Анотація:
Beginning with the first round of Russia’s 1996 presidential election, through the
December 26th third round of Ukraine’s presidential contest, this essay examines the
fingerprints of fraud found in election returns aggregated up to the level of Russia’s
2500+ and Ukraine’s 225 rayons. Our objective is to develop methodologies for
detecting and measuring fraud that do not rely on eyewitness accounts of electoral
irregularities, but which instead can be detected in official data.
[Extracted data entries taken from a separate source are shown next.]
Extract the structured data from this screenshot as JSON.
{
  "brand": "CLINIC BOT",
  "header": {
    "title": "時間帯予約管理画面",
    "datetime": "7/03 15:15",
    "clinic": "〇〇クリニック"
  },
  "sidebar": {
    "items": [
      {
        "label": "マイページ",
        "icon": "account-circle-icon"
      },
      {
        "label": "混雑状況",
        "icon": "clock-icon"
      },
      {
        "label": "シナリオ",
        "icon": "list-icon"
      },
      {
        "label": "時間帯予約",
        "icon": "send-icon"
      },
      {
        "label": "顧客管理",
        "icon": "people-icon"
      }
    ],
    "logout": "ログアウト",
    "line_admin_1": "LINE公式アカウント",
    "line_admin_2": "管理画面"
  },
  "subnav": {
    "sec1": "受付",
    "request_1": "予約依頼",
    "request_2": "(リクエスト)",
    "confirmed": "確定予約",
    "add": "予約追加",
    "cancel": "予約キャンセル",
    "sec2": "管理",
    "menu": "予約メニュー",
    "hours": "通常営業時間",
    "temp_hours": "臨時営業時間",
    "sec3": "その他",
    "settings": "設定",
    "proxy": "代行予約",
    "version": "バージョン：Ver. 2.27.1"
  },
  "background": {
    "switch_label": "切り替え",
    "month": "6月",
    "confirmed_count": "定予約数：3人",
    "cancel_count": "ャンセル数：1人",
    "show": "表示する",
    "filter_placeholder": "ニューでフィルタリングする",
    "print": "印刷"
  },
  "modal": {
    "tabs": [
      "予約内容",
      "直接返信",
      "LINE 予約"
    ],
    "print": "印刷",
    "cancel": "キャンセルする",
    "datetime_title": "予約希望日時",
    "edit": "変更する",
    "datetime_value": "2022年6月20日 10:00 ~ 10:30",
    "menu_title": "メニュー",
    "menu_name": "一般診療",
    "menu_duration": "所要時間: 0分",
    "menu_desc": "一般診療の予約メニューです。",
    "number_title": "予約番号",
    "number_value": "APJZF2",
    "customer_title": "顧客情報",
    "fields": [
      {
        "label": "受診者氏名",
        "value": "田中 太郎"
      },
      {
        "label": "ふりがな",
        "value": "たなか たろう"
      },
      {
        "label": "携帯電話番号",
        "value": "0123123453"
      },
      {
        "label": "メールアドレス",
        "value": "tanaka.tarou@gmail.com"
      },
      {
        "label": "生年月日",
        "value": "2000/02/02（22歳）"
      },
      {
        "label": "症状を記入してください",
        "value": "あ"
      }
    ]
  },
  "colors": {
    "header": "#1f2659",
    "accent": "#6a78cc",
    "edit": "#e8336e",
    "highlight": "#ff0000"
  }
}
The evidence we offer
as establishing a `crime’ is necessarily circumstantial, but we are reminded that those
who `facilitated’ Putin’s 2004 reelection also helped orchestrate the campaign of the
Kremlin’s choice of successor to a retiring President Kuchma. If crimes are often solved
with reference to a culprit’s modus operandi, then the things we label fingerprints of
fraud ought to exist in the official data of both countries. And indeed they do —
especially when we compare Putin’s success in 2004 with the patterns of voting that
emerged subsequently to favor Viktor Yanukovich in Ukraine. Our secondary objective
is to measure the extent of electoral fraud, and here we conclude that Putin’s success at
avoiding a second round vote against his communist challenger in 2004 was aided and
abetted by upwards of 14.5 million falsified ballots and that between 1.5 and 3.5
million suspicious votes account for Yanukovich’s illfated November 21st “victory”.